History of Cherkasy Oblast - Kievan Rus'

Kievan Rus'

At the times of Kievan Rus', the borderline region played the role of an important military fortpost. The region had not only favourable climate for agriculture but a convenient geographic position as well. From here, one could easily control the old waterway "from Vikings to Greeks" (Grechnyk) and its hard-land branch Zalozhnyi Shlyah (Zalozhnyk), that went along the left bank of the Dnieper River. A well-known Solonyi Shlyah stretched along the Dnieper's right bank.

During the 10-13th centuries A.D., the cities of Voin, Roden, Kaniv, Korsun (now Korsun-Shevchenkivskyi) Zheld, Pisochen, and Zarub combined the functions of military fortresses and trade, crafts and cultural centres. In year 1144, the Grand Prince of Kiev Vsevolod II laid the foundation of Uspenskyi Cathedral in Kaniv. Old-Rus' manuscripts also mention the Zarubskyi Monastery (1147) – an important centre of religious life in Ukraine. The treasure found by the village Sachnivka of the Korsun-Shevchenkivskyi Raion showed the high level of goldsmith craft, developed in Kievan Rus'.

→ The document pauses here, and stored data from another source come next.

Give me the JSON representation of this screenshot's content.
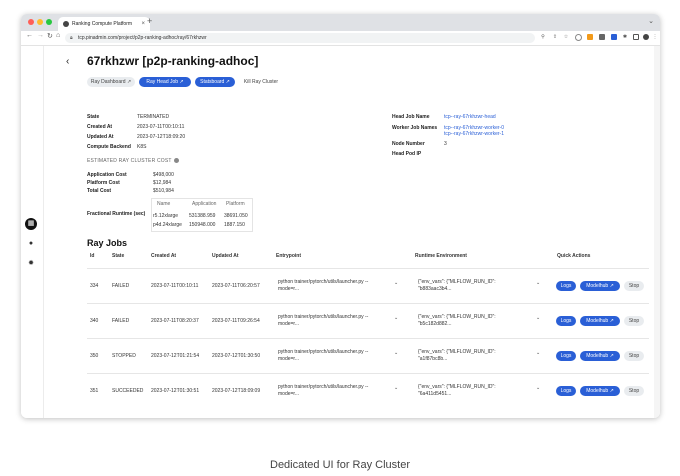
{
  "colors": {
    "accent": "#2a5fd6",
    "close": "#ff5f57",
    "minimize": "#febc2e",
    "maximize": "#28c840"
  },
  "browser": {
    "tab_title": "Ranking Compute Platform",
    "tab_close": "×",
    "new_tab": "+",
    "tab_menu": "⌄",
    "url": "tcp.pinadmin.com/project/p2p-ranking-adhoc/ray/67rkhzwr"
  },
  "page": {
    "back": "‹",
    "title": "67rkhzwr [p2p-ranking-adhoc]",
    "tabs": {
      "ray_dashboard": "Ray Dashboard ↗",
      "ray_head_job": "Ray Head Job ↗",
      "statsboard": "Statsboard ↗",
      "kill_ray_cluster": "Kill Ray Cluster"
    }
  },
  "details": {
    "state_label": "State",
    "state_value": "TERMINATED",
    "created_label": "Created At",
    "created_value": "2023-07-11T00:10:11",
    "updated_label": "Updated At",
    "updated_value": "2023-07-12T18:09:20",
    "backend_label": "Compute Backend",
    "backend_value": "K8S",
    "head_job_label": "Head Job Name",
    "head_job_value": "tcp--ray-67rkhzwr-head",
    "worker_label": "Worker Job Names",
    "worker_1": "tcp--ray-67rkhzwr-worker-0",
    "worker_2": "tcp--ray-67rkhzwr-worker-1",
    "node_label": "Node Number",
    "node_value": "3",
    "head_ip_label": "Head Pod IP",
    "head_ip_value": ""
  },
  "cost": {
    "section_title": "ESTIMATED RAY CLUSTER COST",
    "app_label": "Application Cost",
    "app_value": "$498,000",
    "platform_label": "Platform Cost",
    "platform_value": "$12,984",
    "total_label": "Total Cost",
    "total_value": "$510,984",
    "fractional_label": "Fractional Runtime (sec)",
    "columns": [
      "Name",
      "Application",
      "Platform"
    ],
    "rows": [
      [
        "r5.12xlarge",
        "531388.959",
        "38691.050"
      ],
      [
        "p4d.24xlarge",
        "150948.000",
        "1887.150"
      ]
    ]
  },
  "jobs": {
    "heading": "Ray Jobs",
    "columns": {
      "id": "Id",
      "state": "State",
      "created": "Created At",
      "updated": "Updated At",
      "entrypoint": "Entrypoint",
      "runtime": "Runtime Environment",
      "actions": "Quick Actions"
    },
    "actions": {
      "logs": "Logs",
      "modelhub": "Modelhub ↗",
      "stop": "Stop"
    },
    "chevron": "⌄",
    "rows": [
      {
        "id": "334",
        "state": "FAILED",
        "created": "2023-07-11T00:10:11",
        "updated": "2023-07-11T06:20:57",
        "entry_1": "python trainer/pytorch/utils/launcher.py --",
        "entry_2": "mode=r...",
        "runtime_1": "{\"env_vars\": {\"MLFLOW_RUN_ID\":",
        "runtime_2": "\"b883aac3b4..."
      },
      {
        "id": "340",
        "state": "FAILED",
        "created": "2023-07-11T08:20:37",
        "updated": "2023-07-11T09:26:54",
        "entry_1": "python trainer/pytorch/utils/launcher.py --",
        "entry_2": "mode=r...",
        "runtime_1": "{\"env_vars\": {\"MLFLOW_RUN_ID\":",
        "runtime_2": "\"b5c182d882..."
      },
      {
        "id": "350",
        "state": "STOPPED",
        "created": "2023-07-12T01:21:54",
        "updated": "2023-07-12T01:30:50",
        "entry_1": "python trainer/pytorch/utils/launcher.py --",
        "entry_2": "mode=r...",
        "runtime_1": "{\"env_vars\": {\"MLFLOW_RUN_ID\":",
        "runtime_2": "\"a1f87bc8b..."
      },
      {
        "id": "351",
        "state": "SUCCEEDED",
        "created": "2023-07-12T01:30:51",
        "updated": "2023-07-12T18:09:09",
        "entry_1": "python trainer/pytorch/utils/launcher.py --",
        "entry_2": "mode=r...",
        "runtime_1": "{\"env_vars\": {\"MLFLOW_RUN_ID\":",
        "runtime_2": "\"6a411d5451..."
      }
    ]
  },
  "caption": "Dedicated UI for Ray Cluster"
}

Mongol-Tartar invasion hampered economic and cultural development of the whole country, laying waste cities and villages of Cherkasy region. Some of them – Voin’, Roden’, Zheld’, Pisochen’ – never came to life.

But no invasion can stop the economic and cultural revival of this fertile land. People gradually returned to old ruins, bringing life and new hope with them. And in the year of 1305 the city of Cherkasy was first mentioned in Hustynskyi Manuscript together with Kiev, Kaniv, Zhytomyr, and Ovruch.